6 thoughts on “Livres électroniques et médiation”

  1. C’est une idée qui pourrait se justifier pour certains ouvrages, mais qui me paraissent difficilement compatible avec l’idée de littérature. Je te renvoie par exemple aux explications de Nicolas Bouvier, dans L’échappée belle, sur le langage qu’il utilise dans L’usage du monde.

    Dans ce genre de cas, avoir la possibilité de rechercher un synonyme ou une définition est à peu près acceptable, tant que cela reste en retrait du texte originel; vouloir faire “L’usage du monde pour les nuls” me paraît être une trahison. Ou alors carrément faire une version annotée, mais explicitement vendue comme telle.

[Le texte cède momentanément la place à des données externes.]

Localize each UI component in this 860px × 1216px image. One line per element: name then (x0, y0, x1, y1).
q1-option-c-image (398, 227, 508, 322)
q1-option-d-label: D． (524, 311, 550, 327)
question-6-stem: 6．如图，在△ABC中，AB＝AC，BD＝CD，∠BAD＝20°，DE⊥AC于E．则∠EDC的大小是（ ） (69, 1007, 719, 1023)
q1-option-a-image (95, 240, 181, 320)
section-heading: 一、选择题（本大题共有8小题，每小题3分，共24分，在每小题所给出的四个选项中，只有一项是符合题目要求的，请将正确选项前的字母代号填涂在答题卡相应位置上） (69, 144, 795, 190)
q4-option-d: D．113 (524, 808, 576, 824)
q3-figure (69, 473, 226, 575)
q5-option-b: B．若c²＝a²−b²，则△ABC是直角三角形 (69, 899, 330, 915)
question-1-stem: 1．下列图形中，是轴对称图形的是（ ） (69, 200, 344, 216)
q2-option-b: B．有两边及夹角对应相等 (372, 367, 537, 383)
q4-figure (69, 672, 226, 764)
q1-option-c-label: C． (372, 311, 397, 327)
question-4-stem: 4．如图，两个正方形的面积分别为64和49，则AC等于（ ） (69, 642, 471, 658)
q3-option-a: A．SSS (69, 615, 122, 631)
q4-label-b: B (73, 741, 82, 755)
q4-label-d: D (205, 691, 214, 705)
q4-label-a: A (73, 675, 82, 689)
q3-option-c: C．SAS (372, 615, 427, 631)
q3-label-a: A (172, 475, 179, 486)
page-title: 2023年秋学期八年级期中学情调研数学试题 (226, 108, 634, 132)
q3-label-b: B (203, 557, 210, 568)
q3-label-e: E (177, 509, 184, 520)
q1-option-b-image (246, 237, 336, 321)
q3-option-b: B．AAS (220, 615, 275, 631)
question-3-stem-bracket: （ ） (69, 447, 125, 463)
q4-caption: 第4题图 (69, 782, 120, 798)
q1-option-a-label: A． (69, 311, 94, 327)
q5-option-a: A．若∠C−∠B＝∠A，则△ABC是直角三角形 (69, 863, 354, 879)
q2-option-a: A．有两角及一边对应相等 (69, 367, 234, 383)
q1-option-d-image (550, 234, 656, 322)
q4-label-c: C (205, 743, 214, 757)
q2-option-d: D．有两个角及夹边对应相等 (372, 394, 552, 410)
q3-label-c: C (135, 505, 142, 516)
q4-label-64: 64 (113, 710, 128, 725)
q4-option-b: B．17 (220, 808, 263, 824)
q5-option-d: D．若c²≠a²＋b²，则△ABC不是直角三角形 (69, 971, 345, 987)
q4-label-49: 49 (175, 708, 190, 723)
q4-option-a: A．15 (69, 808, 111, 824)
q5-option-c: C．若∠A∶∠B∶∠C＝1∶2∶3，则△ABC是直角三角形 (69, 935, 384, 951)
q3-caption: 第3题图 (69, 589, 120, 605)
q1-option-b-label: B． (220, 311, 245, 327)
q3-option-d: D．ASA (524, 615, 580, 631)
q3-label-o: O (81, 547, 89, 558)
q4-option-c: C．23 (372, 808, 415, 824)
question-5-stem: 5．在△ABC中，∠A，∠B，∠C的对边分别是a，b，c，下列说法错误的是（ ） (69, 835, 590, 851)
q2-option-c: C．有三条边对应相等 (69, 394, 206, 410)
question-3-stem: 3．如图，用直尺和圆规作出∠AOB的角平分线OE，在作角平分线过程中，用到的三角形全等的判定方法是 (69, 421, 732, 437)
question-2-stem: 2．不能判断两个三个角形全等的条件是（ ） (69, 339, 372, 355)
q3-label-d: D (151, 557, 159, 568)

  2. A mon avis tu mélange plusieurs problèmes, qui sont le support du média et l’usage qu’on en fait. Par exemple, un point qui a été soulevé à propos des tablettes à la iPad, c’est qu’elles sont pénibles à utiliser dans le contexte de la lecture, parce qu’elles proposent trop de distractions. Je ne pense donc pas non plus que la traduction à la volée de mots spécialisés soit une bonne idée, parce que la traduction est essentiellement une tâche raisonnée qui ne peut être complètement détachée et automatisée en dehors d’un esprit humain.

    D’un autre coté, si je doute que la forme écrite actuelle change beaucoup, je pense que l’interactivité des nouveaux supports permet d’ajouter de nouvelles fonctions : le texte d’un roman restera pour l’essentiel statique, sobre, avec un minimum de distractions, les illustrations limitées à la portion congrue (animées ou non), mais il est beaucoup plus facile de jouer avec la structure et l’organisation de ce texte. Ainsi, j’espère qu’on reverra apparaître des fictions interactives dignes de ce nom, des livres dont vous êtes le héros qui ne soient pas limités aux poncifs de la fantasy, des constructions de textes dignes du mouvement CutUps ou des surréalistes, etc.

    Pour moi, l’ebook ne _remplace_pas_ le livre actuel (dans son contenu) mais ajoute de nouvelles approches à la manière de présenter ce contenu.

    Ceci dit, le livre dont le texte est paramétrable, dont la nature lui permet de se changer en fonction du lecteur, tout ça, je pense que c’est et ça restera une fantaisie et pas quelque chose de très répandu : l’auteur d’un roman comme d’un poème, essaie d’atteindre une certaine perfection dans son écrit, qu’il ne pourra plus attendre si le texte est fluctuant ou si le lecteur peut changer les mots qui lui déplaisent. Penser que ce sera forcément le cas est à mon avis une confusion des métiers : les écrivains ne sont pas des programmeurs, et réciproquement. En fait, il n’existe pas de terme pour identifier les auteurs de textes interactifs, à par peut-être le très laid médiamaticien…

  3. cela dit pour le pédagogique, c’est très cool, le livre électronique…

  4. Je ne pense pas que les auteurs vont se ruer pour écrire des textes à texte variable, simplement parce qu’ils n’ont jamais appris à faire ça, par contre, je ne serais pas étonné de voir des textes qui sont des traductions assistées par ordinateur qui auraient ce genre de caractéristiques. De même avoir des algorithmes qui font le traitement du texte dans ma tablette ne me semble pas du tout improbable (et je soupçonne qu’il y aura une levée de boucliers des auteurs).

  5. Ce serait pas stupide pour certains documents. Rien que la Bible ou le Coran qui ont plusieurs traductions possibles suivant le degré d’ésotérisme ou de culture du lecteur, et renvoient à une palanquée de références croisées.

    Pour l’auteur, c’est en tout cas un sacré travail en plus. Peut-être pour un collectif ?

  6. Je n’avais pas pensé aux livre religieux, mais c’est vrai que c’est le candidat idéal, il en existe une grande quantité de versions et de traductions, et l’ont peut facilement assembler/superposer les versions, vu que le texte est très structuré (verset, sourates, chapitres etc.).